Segundo o parlamentar, alguns indícios de irregularidades na obra foram levados por ele até os órgãos de controle.
“Faço a fiscalização como vereador, sinalizo sobre as prioridades, aviso órgão de controle sobre indícios de irregularidades, principalmente quando há contrapartidas como nesse caso, mas as escolhas da gestão são as da cabeça da prefeita, tudo sem plano diretor, sem conselho da cidade opinar, sem passar pela Câmara”, destacou.
Prefeitura alega estar fazendo cadastramento e que pandemia atrasou obra
Em nota encaminhada ao Política Macuxi, a Prefeitura de Boa Vista alegou que algumas obras que estavam no planejamento de execução foram prejudicadas pela crise do novo coronavírus, mas que está fazendo o possível para recuperar o tempo perdido e conseguir cumprir todo cronograma de entregas à população.
“A obra da praça de alimentação localizada na Praça das Águas teve seu calendário de entrega reprogramado para o mês de outubro desse ano”, informou.
Com relação aos permissionários, a Prefeitura de Boa Vista se limitou a informar que que todos os levantamentos, cadastramentos e documentações estão sendo solicitadas e verificadas para que em breve os quiosques estejam funcionando e prestando um bom serviço à população.
“A prefeitura destaca ainda que ao longo dos anos, no planejamento de suas obras, tem investido fortemente na geração de emprego e renda, e também na realização de eventos (suspensos em função da pandemia) beneficiando centenas de micro empreendedores individuais e profissionais autônomos”, pontuou.
Praça levava o nome de piloto que evitou tragédia em área residencial
Além de todo simbolismo regional que a curta história da praça de alimentação trazia, a área também levava o nome de um herói local: o tenente aviador Fernando Wilmers de Medeiros.
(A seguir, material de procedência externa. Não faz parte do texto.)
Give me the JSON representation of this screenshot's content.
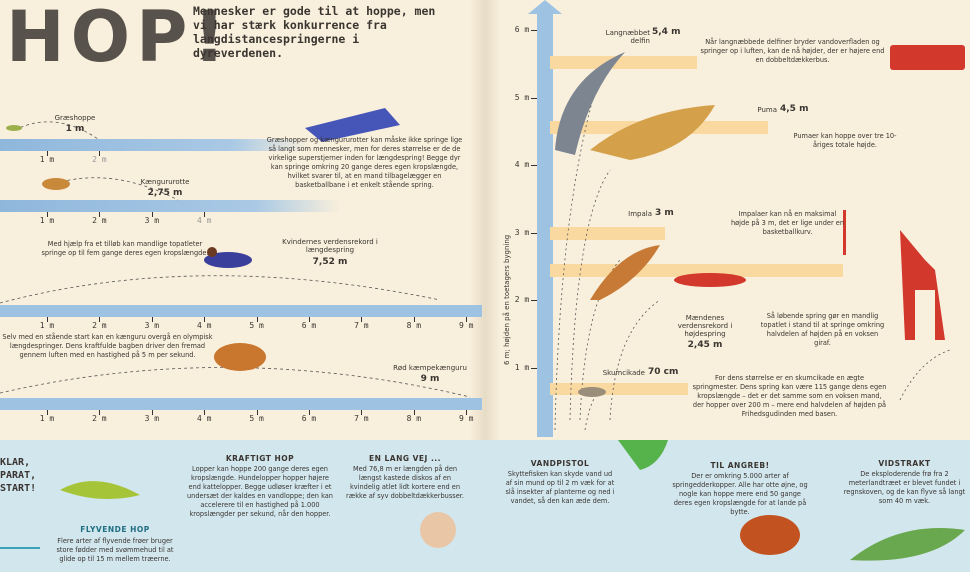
{
  "left_page": {
    "title": "HOP!",
    "intro": "Mennesker er gode til at hoppe, men vi har stærk konkurrence fra langdistancespringerne i dyreverdenen.",
    "rows": [
      {
        "label": "Græshoppe",
        "distance": "1 m",
        "ticks": [
          "1 m",
          "2 m"
        ]
      },
      {
        "label": "Kængururotte",
        "distance": "2,75 m",
        "ticks": [
          "1 m",
          "2 m",
          "3 m",
          "4 m"
        ]
      },
      {
        "label": "Kvindernes verdensrekord i længdespring",
        "distance": "7,52 m",
        "ticks": [
          "1 m",
          "2 m",
          "3 m",
          "4 m",
          "5 m",
          "6 m",
          "7 m",
          "8 m",
          "9 m"
        ]
      },
      {
        "label": "Rød kæmpekænguru",
        "distance": "9 m",
        "ticks": [
          "1 m",
          "2 m",
          "3 m",
          "4 m",
          "5 m",
          "6 m",
          "7 m",
          "8 m",
          "9 m"
        ]
      }
    ],
    "notes": [
      "Græshopper og kængururotter kan måske ikke springe lige så langt som mennesker, men for deres størrelse er de de virkelige superstjerner inden for længdespring! Begge dyr kan springe omkring 20 gange deres egen kropslængde, hvilket svarer til, at en mand tilbagelægger en basketballbane i et enkelt stående spring.",
      "Med hjælp fra et tilløb kan mandlige topatleter springe op til fem gange deres egen kropslængde.",
      "Selv med en stående start kan en kænguru overgå en olympisk længdespringer. Dens kraftfulde bagben driver den fremad gennem luften med en hastighed på 5 m per sekund."
    ]
  },
  "right_page": {
    "axis_label": "6 m; højden på en toetagers bygning",
    "ticks": [
      "1 m",
      "2 m",
      "3 m",
      "4 m",
      "5 m",
      "6 m"
    ],
    "jumpers": [
      {
        "label": "Langnæbbet delfin",
        "height": "5,4 m",
        "note": "Når langnæbbede delfiner bryder vandoverfladen og springer op i luften, kan de nå højder, der er højere end en dobbeltdækkerbus."
      },
      {
        "label": "Puma",
        "height": "4,5 m",
        "note": "Pumaer kan hoppe over tre 10-åriges totale højde."
      },
      {
        "label": "Impala",
        "height": "3 m",
        "note": "Impalaer kan nå en maksimal højde på 3 m, det er lige under en basketballkurv."
      },
      {
        "label": "Mændenes verdensrekord i højdespring",
        "height": "2,45 m",
        "note": "Så løbende spring gør en mandlig topatlet i stand til at springe omkring halvdelen af højden på en voksen giraf."
      },
      {
        "label": "Skumcikade",
        "height": "70 cm",
        "note": "For dens størrelse er en skumcikade en ægte springmester. Dens spring kan være 115 gange dens egen kropslængde – det er det samme som en voksen mand, der hopper over 200 m – mere end halvdelen af højden på Frihedsgudinden med basen."
      }
    ]
  },
  "bottom": {
    "heading": "KLAR, PARAT, START!",
    "panels": [
      {
        "title": "FLYVENDE HOP",
        "text": "Flere arter af flyvende frøer bruger store fødder med svømmehud til at glide op til 15 m mellem træerne."
      },
      {
        "title": "KRAFTIGT HOP",
        "text": "Lopper kan hoppe 200 gange deres egen kropslængde. Hundelopper hopper højere end kattelopper. Begge udløser kræfter i et undersæt der kaldes en vandloppe; den kan accelerere til en hastighed på 1.000 kropslængder per sekund, når den hopper."
      },
      {
        "title": "EN LANG VEJ ...",
        "text": "Med 76,8 m er længden på den længst kastede diskos af en kvindelig atlet lidt kortere end en række af syv dobbeltdækkerbusser."
      },
      {
        "title": "VANDPISTOL",
        "text": "Skyttefisken kan skyde vand ud af sin mund op til 2 m væk for at slå insekter af planterne og ned i vandet, så den kan æde dem."
      },
      {
        "title": "TIL ANGREB!",
        "text": "Der er omkring 5.000 arter af springedderkopper. Alle har otte øjne, og nogle kan hoppe mere end 50 gange deres egen kropslængde for at lande på bytte."
      },
      {
        "title": "VIDSTRAKT",
        "text": "De eksploderende frø fra 2 meterlandtræet er blevet fundet i regnskoven, og de kan flyve så langt som 40 m væk."
      }
    ]
  }
}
O piloto, então com 25 anos, fazia parte de um grupo de elite da Força Aérea Brasileira (FAB) quando, em 2007, morreu após tentar um pouso forçado e ter evitado que seu avião caísse em residências próximas à praça do Paraviana.
A Prefeitura de Boa Vista, por meio do Decreto Municipal de Nº 171/E, de julho de 2007, assinado pelo Prefeito, à época, Iradilson Sampaio, denominou de “Praça Tenente-Aviador Fernando de Medeiros” o espaço onde estava a Área de Alimentação recém demolida.